How I work
How do I go about a typical project? It usually depends on the particular constraints of the project–for some projects I might do everything listed below, for others just some things.
I’m flexible in my approach to my work but one thing I always do is think about the user.
Step 1: Listen
It sounds obvious but this is really important. I listen to what the client wants. That way it’s more likely I’ll create something that she and her audience actually want. What does the client want to achieve? Who are her users? Who are the competitors? What other sites or products does she like and why?
Listening is obviously something that continues throughout the project: I listen to its stakeholders, site users, programmers etc. to make sure I’m getting it right.
Step 2: Research
Is there an existing website? Who are the users and what do they think of it? Can I get any feedback or do any testing on it? What are the users most interested in and how does this fit in with the business goals of the site owner?
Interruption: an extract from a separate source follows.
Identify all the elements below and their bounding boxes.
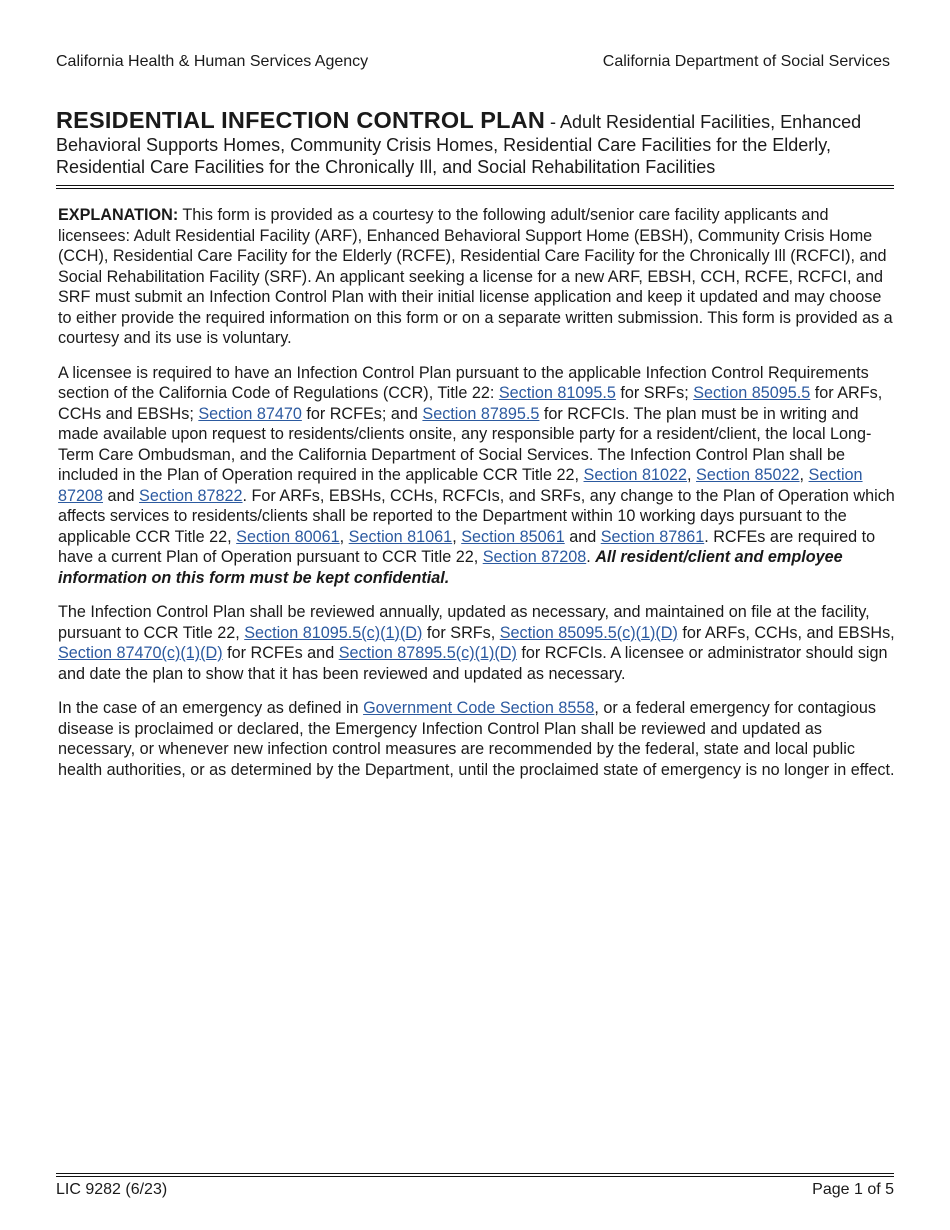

If there is no existing site, establish what the website’s purpose is and who the potential users are.
Make contact with the users and discover their motivations and goals, either by running interviews or other methods, such as surveys.
Step 3: Conceptual design
Let’s create the wireframes, along with other design documentation like storyboards. This is a good way to generate some ideas and discuss the layout and functionality of the site without getting too bogged down in details–they can also be used for some initial user testing. Also it can be a good way to communicate how the site will work to the back-end team–and to get their feedback on if what you’re proposing can be done.
Step 4: Iterative design and usability testing
It’s important to regularly test any designs or prototypes that are produced and feed the results of this back into the design for further testing.
Step 5: Visual design comps
Time to open up Photoshop, Illustrator or get stuck in with good old in-browser design.
Step 6: design implementation
Once the design is in a state to be implemented I can pass on the design documentation to the front-end development team or code the templates with web standards, including HTML5 and CSS3.